Just a quick pointer to to my latest piece for Spinwatch, Web 2.0 Warfare from Gaza to Iran. It's a story I'm slightly ambivalent in one sense, because there has clearly been important information coming out of Iran on Twitter. There have also been a lot of poorly sourced rumours, of which perhaps the most suspicious is the one cited by Robert Fisk, that the Iranian government is using Hamas and Hezbollah operatives to suppress the demonstrators.
If my story comes across as slightly sceptical about social media, I hope that the links to SpinProfiles and Neocon Europe show some of the potential for using the technology in a more considered way. Indeed, I think there is potential for wikis like these to develop a symbiotic relationship with blogs and social networks, providing a more structure long-term memory for the blogosphere.
Over at the Yorkshire Ranter, Alex Harrowell comments on the ongoing story of Glen Jenvey, who featured as an anti-terrorist 'expert' in a Sun story about threats, which it now appears he posted himself, against public figures on a Muslim web forum.
It's a very good question just how many terrorism stories (especially ones that have the "Internet" flag set - it means "stuff I don't understand" to a lot of editors) are the work of these people, whether the upscale, Decent version or Jenvey's Comedy Gladio.
That put me in mind of a quote from former Pentagon Neocon Abram Shulsky:
Soviet front groups might have been more effective, but Stalinist paranoia made impossible the operational autonomy needed to succeed. To the extent that future practitioners of this type of propaganda have learned lessons from the Soviet experience, we may expect that the nonstate groups will be controlled in a more sophisticated manner and their ties to a given state will be less obvious.
New methods of spreading propaganda (such as via Internet web sites of Non-governmental organizations [NGOs], or specialized email lists) allow a deceiver to reach target audiences via multiple channels.

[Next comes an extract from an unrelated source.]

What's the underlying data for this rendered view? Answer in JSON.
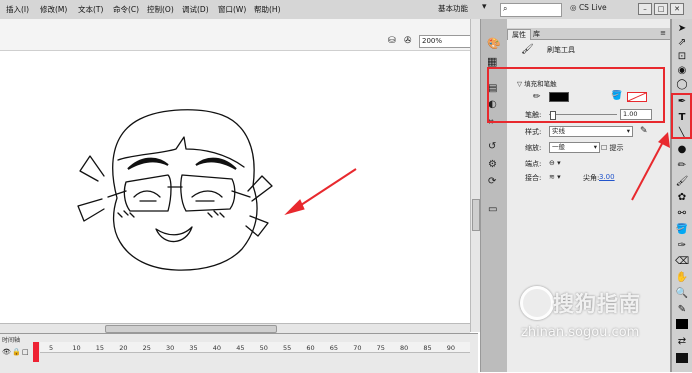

Many of these channels may remain relatively invisible to the public at large. (Elements of Strategic Denial and Deception by Abram Shulsky in Strategic Denial and Deception: The Twenty-First Century Challenge, edited by Roy Godson and James J. Wirtz, Transaction books, 2002, p23.)
Shulsky went on to note that "Despite the media's self-image of hardheaded cynicism, it is relatively vulnerable to this type of manipulation." (p24.) The Sun's experience would seem to bear this out.